文・写真/梅本昌男(海外書き人クラブ/タイ・バンコク在住ライター)
2006年、トルコからエジプトへアラビア半島を南下した。中年バックパッカーで長距離バスに揺られながら移動し、安宿に泊まりながら。
これまでシリアの世界遺産を紹介してきたが、他にも美しかった場所が色々あった。例えば……。
シリア中部の西部に位置するハマ、国内で五番目に当たる規模の街だ。「水車の町」と呼ばれていて、20以上の水車が街の至る場所にあった。農業が盛んな地域で、紀元前11世紀頃から灌漑に水車が利用されていた名残りだという。街の真ん中に水車と公園があり、その周りを繁華街が囲んでいる。何とも穏やかな雰囲気だ。
歩いていると後部に水車の車輪を乗せた自動車に出くわした。修理を終えたものだろうか? そのままぶらついていると、今度は水車を作る工場を見つけた。こんな風にハマという街と水車は密接に結びついているのだ。
街の北西にある丘の上には元城塞がある。ここから街に点在する水車をあちらにこちらに見てとれる。
元城塞だった場所は緑に満ちた公園へ変貌。子供たちやファミリーが沢山いて楽しそうに時を過ごしていた。外国人観光客、特にアジア人は珍しいのだろう、彼らに大歓迎された。子供たちに「撮って撮って!」と次々にせがまれ嬉しい悲鳴を上げた。

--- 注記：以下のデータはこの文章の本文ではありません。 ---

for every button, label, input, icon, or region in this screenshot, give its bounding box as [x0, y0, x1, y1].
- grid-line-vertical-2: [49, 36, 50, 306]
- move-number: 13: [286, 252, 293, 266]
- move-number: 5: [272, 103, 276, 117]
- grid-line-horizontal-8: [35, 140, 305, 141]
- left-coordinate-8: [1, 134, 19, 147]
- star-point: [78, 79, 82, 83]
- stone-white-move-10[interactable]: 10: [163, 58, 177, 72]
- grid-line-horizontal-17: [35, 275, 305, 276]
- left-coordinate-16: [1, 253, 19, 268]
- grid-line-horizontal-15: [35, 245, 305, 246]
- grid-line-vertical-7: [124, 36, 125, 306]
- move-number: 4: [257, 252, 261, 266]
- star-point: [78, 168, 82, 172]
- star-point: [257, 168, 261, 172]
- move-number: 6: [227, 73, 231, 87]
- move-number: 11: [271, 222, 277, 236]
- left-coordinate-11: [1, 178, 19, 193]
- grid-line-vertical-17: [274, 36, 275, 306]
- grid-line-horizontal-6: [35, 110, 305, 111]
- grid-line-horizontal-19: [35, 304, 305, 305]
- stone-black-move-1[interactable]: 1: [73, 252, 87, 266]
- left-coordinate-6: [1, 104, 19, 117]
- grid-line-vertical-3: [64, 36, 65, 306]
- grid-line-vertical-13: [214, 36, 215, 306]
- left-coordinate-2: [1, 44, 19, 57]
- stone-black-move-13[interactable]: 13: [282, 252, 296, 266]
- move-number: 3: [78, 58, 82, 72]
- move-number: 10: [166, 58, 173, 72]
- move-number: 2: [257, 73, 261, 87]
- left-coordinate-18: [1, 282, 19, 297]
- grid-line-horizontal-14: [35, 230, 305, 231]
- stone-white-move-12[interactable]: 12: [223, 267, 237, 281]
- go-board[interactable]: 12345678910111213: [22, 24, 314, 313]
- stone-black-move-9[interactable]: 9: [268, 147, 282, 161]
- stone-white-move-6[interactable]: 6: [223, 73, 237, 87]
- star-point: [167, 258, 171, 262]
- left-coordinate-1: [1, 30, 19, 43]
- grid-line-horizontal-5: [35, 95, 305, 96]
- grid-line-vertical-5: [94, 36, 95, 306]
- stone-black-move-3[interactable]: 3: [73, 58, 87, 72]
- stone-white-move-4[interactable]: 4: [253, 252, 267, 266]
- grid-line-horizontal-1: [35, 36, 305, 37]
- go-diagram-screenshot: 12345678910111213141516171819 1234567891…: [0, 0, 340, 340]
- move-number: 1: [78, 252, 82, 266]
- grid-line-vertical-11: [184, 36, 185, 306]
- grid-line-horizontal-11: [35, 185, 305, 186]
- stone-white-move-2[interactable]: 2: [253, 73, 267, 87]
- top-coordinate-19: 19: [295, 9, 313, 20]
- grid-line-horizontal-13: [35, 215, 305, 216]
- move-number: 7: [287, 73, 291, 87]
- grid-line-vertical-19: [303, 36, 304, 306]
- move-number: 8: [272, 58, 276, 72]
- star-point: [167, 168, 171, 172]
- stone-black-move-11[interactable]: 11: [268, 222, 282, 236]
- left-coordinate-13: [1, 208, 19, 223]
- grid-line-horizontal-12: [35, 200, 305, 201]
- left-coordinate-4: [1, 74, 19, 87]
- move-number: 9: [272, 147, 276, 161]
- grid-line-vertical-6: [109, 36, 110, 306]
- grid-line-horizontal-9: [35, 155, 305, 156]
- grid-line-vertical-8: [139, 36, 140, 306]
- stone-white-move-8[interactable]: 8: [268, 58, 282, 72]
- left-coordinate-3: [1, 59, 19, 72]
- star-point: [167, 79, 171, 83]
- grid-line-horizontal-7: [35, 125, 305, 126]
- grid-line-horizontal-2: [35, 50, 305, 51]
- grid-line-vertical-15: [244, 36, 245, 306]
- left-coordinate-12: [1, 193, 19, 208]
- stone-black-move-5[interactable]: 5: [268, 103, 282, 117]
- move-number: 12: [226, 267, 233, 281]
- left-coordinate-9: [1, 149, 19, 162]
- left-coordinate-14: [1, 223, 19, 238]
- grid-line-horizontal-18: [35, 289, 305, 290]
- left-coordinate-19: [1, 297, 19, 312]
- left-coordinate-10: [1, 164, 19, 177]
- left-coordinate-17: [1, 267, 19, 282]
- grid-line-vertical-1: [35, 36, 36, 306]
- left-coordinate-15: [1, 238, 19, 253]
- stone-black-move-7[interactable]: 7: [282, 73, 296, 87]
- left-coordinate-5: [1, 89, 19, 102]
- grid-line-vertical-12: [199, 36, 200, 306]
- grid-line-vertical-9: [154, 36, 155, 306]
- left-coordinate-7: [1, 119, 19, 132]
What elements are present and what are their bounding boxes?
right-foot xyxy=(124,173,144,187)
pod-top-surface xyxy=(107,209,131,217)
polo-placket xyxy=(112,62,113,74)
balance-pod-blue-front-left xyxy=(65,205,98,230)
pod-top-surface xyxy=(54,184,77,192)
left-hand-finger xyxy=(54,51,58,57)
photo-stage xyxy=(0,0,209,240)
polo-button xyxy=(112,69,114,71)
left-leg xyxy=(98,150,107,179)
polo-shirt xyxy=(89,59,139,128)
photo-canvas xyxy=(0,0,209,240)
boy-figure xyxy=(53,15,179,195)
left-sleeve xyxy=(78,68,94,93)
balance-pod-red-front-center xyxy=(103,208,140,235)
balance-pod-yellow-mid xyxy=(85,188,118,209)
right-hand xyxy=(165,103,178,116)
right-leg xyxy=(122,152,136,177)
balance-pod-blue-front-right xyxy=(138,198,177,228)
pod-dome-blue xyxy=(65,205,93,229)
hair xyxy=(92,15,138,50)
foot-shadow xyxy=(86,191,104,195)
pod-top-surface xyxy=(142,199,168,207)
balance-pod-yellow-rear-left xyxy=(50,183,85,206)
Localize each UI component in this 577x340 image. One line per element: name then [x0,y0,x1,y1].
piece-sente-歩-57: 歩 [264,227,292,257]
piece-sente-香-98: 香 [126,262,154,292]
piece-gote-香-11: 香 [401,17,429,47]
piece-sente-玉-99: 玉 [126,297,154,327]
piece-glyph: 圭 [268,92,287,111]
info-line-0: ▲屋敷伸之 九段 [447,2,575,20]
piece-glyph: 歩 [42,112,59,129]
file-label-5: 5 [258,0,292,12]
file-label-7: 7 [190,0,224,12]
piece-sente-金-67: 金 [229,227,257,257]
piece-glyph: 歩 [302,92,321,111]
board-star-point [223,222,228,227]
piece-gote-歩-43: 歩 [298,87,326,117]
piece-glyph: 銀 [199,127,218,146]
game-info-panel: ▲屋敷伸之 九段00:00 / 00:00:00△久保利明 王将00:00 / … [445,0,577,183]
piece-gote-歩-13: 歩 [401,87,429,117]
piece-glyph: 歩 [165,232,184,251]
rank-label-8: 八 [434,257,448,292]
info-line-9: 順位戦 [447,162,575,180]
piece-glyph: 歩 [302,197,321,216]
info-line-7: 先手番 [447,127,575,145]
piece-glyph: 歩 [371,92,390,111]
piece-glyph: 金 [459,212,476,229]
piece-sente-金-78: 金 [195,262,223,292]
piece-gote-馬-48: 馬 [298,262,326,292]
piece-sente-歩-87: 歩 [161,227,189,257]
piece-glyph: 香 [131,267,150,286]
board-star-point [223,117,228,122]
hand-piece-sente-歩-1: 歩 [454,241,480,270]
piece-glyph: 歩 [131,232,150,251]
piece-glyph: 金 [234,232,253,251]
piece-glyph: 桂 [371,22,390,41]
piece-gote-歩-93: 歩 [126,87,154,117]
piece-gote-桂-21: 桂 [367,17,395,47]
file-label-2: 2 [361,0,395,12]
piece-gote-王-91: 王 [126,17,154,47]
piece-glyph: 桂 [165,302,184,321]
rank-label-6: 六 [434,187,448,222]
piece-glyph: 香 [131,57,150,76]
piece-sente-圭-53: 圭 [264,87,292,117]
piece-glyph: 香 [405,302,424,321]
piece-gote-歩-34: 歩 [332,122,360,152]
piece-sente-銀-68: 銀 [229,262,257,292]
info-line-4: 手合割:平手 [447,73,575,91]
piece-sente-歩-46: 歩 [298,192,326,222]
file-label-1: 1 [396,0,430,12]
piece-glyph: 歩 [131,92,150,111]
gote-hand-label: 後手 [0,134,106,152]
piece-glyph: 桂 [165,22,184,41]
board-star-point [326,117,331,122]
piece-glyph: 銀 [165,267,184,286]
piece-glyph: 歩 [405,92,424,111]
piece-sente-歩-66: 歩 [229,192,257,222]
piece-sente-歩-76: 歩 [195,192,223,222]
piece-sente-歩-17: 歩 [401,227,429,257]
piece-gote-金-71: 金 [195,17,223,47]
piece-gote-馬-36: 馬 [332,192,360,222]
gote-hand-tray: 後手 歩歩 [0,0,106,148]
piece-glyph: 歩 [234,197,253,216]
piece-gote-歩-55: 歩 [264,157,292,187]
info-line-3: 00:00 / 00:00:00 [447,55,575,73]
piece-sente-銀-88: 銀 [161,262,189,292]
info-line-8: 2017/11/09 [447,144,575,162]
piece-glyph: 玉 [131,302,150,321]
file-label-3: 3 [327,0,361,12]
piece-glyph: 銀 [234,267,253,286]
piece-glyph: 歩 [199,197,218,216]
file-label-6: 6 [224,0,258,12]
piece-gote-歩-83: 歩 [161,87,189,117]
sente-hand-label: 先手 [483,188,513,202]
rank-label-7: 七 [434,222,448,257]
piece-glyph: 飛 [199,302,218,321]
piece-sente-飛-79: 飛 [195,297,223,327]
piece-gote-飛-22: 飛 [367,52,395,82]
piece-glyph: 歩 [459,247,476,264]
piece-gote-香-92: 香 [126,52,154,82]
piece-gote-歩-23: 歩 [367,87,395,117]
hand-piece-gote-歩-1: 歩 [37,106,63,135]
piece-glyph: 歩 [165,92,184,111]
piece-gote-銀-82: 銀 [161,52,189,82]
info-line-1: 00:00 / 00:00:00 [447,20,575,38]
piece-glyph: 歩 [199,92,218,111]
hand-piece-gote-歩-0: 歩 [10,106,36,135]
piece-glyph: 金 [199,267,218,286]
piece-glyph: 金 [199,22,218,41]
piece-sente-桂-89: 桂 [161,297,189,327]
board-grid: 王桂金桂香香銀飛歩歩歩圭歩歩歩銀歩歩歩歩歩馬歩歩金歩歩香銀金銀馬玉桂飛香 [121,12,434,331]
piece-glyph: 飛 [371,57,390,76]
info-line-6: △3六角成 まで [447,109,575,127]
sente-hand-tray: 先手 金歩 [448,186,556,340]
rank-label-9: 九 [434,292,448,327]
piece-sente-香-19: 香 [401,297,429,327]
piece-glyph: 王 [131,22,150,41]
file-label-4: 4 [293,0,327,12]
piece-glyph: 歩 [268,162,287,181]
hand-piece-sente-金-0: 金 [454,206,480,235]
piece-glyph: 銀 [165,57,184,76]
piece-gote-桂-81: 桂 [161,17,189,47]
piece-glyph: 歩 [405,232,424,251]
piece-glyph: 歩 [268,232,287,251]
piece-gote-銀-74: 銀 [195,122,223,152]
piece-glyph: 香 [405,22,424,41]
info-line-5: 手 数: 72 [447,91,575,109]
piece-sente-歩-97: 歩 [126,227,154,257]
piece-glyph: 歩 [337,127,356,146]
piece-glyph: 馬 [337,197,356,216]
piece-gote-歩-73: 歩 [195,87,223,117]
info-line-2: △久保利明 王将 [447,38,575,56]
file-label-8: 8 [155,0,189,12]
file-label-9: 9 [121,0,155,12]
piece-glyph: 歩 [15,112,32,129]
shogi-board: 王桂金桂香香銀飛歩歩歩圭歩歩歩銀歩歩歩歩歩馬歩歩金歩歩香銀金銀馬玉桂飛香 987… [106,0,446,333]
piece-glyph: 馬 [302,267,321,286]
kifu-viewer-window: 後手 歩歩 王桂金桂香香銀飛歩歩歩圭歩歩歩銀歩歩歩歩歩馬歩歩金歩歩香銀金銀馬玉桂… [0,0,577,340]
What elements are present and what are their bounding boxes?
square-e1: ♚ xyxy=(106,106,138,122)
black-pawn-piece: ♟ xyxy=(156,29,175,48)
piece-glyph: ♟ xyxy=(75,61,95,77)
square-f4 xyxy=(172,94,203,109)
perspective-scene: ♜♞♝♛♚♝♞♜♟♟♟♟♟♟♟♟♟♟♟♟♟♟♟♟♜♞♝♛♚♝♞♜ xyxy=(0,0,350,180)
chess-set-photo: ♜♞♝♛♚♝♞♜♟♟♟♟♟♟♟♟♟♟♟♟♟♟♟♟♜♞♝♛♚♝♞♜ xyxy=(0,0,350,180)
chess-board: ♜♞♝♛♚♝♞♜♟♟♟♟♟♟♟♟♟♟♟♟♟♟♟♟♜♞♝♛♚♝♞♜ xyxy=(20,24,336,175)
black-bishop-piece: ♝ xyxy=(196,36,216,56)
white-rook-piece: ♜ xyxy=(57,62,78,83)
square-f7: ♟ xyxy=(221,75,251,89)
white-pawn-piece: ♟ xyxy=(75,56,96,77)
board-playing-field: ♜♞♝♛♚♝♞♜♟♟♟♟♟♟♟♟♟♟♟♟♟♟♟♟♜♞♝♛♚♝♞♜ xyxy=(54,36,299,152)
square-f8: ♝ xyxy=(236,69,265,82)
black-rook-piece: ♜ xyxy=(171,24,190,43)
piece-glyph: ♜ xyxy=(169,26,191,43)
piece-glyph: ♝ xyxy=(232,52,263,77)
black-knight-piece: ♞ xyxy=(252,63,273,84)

ハマの郊外、北西約50キロの場所にあるアパメア。現地ではアラビア語名のカラート・アル=ムディクと呼ばれている。高台の何もない草原の真ん中に、列柱道路や神殿の遺跡が忽然と現れる。自分が夢でも見ているような、何とも不思議な感覚に襲われた。
このアパメア、実は、紀元前4世紀終わりから紀元前1世紀中盤まで存在したセレウコス朝が築いた都市の名残りだ。その後、ローマ帝国の支配下に入ったり、ササン朝ペルシアの襲撃を受けるなかで衰退していった。
その近くには農業を営む人たちの村があり、栄華を誇った遺跡のことなど全く気に止めていない風情でノンビリと暮らしていた。